Rule 3: Make everything as modular as possible
This step is one that I have found intensely useful, and one that many people don’t see to think about. Even in places where I have seen a documentation system, and even a set of procedures, they don’t always understand the concept of modularization. The goal is to make everything easily updated, changed removed from, or added to.
The easiest way to understand this is with scripting. I worked at a place where we developed a perl script that would run on a host machine, and send back the programs that were installed on the machine. The server piece of the script then updated a database, which was search-able via a web interface. This meant that you could search for any program, and get a list of machines that the program was installed on, or search a computer and get all of the programs that were installed on it. This was really useful, but while developing the script, we realized that there were lots of other pieces of information we could gather at the same time. What we did was develop the script so that it could implement new functions on the fly. It would scan a certain directory for all of the module (or library) files, which were all run in the same way, and run each module in the file. This meant that adding functionality to the script was as simple as dropping in a new module. This allowed us to have the host computer kick back uptimes and IP addresses without rewriting the existing script. We designed the initial script as a framework for loading modules and connecting to the database, then removed the program scanning portion and made it the first module.

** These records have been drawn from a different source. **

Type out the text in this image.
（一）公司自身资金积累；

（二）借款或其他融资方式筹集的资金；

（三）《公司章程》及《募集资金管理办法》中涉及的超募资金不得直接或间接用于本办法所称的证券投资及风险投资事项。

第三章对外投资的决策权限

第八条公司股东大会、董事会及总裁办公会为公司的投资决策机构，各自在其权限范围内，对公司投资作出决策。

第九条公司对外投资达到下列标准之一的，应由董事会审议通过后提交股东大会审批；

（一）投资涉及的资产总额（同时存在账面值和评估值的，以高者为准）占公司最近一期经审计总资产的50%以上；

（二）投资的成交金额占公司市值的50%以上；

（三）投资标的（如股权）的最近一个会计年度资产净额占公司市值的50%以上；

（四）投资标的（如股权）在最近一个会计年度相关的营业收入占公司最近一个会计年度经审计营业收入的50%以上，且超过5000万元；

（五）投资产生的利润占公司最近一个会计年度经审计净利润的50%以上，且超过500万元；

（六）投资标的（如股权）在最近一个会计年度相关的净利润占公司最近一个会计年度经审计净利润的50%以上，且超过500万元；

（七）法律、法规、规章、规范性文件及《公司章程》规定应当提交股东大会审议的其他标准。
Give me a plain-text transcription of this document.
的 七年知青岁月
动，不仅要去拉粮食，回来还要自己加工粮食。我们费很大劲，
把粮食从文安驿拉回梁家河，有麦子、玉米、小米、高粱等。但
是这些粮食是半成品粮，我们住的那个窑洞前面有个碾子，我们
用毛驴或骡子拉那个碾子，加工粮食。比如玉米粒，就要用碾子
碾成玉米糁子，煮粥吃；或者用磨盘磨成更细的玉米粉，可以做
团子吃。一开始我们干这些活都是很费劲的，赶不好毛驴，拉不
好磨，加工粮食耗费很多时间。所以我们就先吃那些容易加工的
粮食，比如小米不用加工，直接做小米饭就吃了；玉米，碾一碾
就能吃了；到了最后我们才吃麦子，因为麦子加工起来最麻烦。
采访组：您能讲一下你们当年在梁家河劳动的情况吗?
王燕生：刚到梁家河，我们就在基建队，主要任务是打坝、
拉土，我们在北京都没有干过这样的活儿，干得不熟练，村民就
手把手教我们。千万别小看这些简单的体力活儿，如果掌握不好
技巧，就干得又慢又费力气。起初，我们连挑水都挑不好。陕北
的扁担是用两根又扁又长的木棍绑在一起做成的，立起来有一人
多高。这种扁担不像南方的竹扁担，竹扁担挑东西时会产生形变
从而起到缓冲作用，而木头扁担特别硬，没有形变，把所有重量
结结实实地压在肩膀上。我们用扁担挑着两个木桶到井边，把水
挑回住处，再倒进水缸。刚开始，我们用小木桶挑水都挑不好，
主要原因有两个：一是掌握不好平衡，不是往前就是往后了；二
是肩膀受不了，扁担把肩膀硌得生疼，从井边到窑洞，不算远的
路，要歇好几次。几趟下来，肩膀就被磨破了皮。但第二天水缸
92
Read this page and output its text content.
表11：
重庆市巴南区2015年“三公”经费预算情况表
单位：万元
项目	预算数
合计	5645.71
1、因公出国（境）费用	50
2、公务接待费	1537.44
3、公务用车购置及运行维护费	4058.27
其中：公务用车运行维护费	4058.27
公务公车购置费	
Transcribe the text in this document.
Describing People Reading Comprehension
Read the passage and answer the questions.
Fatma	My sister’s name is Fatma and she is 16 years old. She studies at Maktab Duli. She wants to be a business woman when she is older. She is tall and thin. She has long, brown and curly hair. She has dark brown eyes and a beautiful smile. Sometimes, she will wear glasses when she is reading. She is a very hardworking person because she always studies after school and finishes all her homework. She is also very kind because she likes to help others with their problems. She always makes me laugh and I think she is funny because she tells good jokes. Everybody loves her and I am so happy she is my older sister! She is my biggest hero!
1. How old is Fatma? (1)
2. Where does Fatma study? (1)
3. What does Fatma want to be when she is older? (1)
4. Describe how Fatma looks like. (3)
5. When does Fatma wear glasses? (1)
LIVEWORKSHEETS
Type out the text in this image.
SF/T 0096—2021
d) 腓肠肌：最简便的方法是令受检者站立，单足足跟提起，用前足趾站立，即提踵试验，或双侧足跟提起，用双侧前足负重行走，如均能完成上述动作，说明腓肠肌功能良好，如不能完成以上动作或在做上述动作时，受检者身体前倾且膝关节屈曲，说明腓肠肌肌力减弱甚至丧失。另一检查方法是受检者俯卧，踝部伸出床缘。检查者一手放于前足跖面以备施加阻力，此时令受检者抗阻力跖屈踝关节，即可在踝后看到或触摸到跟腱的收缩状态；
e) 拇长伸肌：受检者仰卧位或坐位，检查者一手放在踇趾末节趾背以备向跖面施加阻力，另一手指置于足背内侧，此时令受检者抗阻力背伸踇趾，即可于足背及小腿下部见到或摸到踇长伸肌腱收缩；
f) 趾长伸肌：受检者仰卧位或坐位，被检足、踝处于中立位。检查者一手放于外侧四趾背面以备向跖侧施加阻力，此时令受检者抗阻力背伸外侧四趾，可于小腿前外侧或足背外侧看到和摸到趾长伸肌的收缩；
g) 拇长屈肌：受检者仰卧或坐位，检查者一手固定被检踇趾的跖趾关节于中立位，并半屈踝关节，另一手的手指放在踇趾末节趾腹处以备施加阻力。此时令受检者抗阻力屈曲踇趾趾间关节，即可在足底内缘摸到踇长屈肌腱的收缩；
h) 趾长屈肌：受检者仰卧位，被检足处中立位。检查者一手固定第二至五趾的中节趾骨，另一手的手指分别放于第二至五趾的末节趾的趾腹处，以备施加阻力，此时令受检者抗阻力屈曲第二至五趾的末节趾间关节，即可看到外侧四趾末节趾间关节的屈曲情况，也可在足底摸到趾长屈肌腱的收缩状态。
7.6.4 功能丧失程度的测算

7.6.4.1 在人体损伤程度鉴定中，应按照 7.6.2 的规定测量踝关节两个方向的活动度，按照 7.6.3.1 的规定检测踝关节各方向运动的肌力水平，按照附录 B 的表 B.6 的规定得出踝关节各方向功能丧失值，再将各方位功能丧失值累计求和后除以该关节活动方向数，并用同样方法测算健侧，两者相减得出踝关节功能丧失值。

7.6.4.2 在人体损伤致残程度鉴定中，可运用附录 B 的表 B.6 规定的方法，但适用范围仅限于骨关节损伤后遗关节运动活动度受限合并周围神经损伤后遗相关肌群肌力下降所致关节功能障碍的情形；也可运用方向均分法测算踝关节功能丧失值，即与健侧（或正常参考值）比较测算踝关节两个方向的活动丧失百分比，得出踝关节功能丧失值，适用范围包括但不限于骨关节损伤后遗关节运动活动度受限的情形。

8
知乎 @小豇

Now all we had to do was come up with new module ideas, script them to work within the standard of the framework, and drop it in the modules folder.
I have since taken that mindset and applied it to other things. For example, I currently work for a company that creates database-driven software. There is a query that I use that I may run as many as 100 times per day. It is a fairly complex query, involving nested queries, because each client has a test and production server for hosting the software, the index fields in the tables the query runs against don’t always match. To get around that, I created a script that will take as input for the main query the output of the nested query. This means that with copy and paste and some minor editing, I am able to use this seemingly custom query over and over again; saving myself a lot of time in the process. To make this more clear, I have copied a generalized version of the script here:
UPDATE db.table_a SET last_update = SYSDATE, last_username = 'crthomas',
text = '$1' WHERE nbr IN ( SELECT table_a_nbr FROM db.table_b WHERE
field_1 = $2 AND field_2 = '$3' );
To make this query work in any of our client’s environments, all I have to do is replace the $ variables with the proper data. Not only that, but the script does not have to be altered from one client’s test environment to the same client’s production environment.
I have found that following these 3 rules have made my life a lot easier. It takes some time in the short run, but it almost always saves time long-term. It makes you look efficient and effective, and it gives you more free time to work on stuff that might be more interesting. It makes you look great.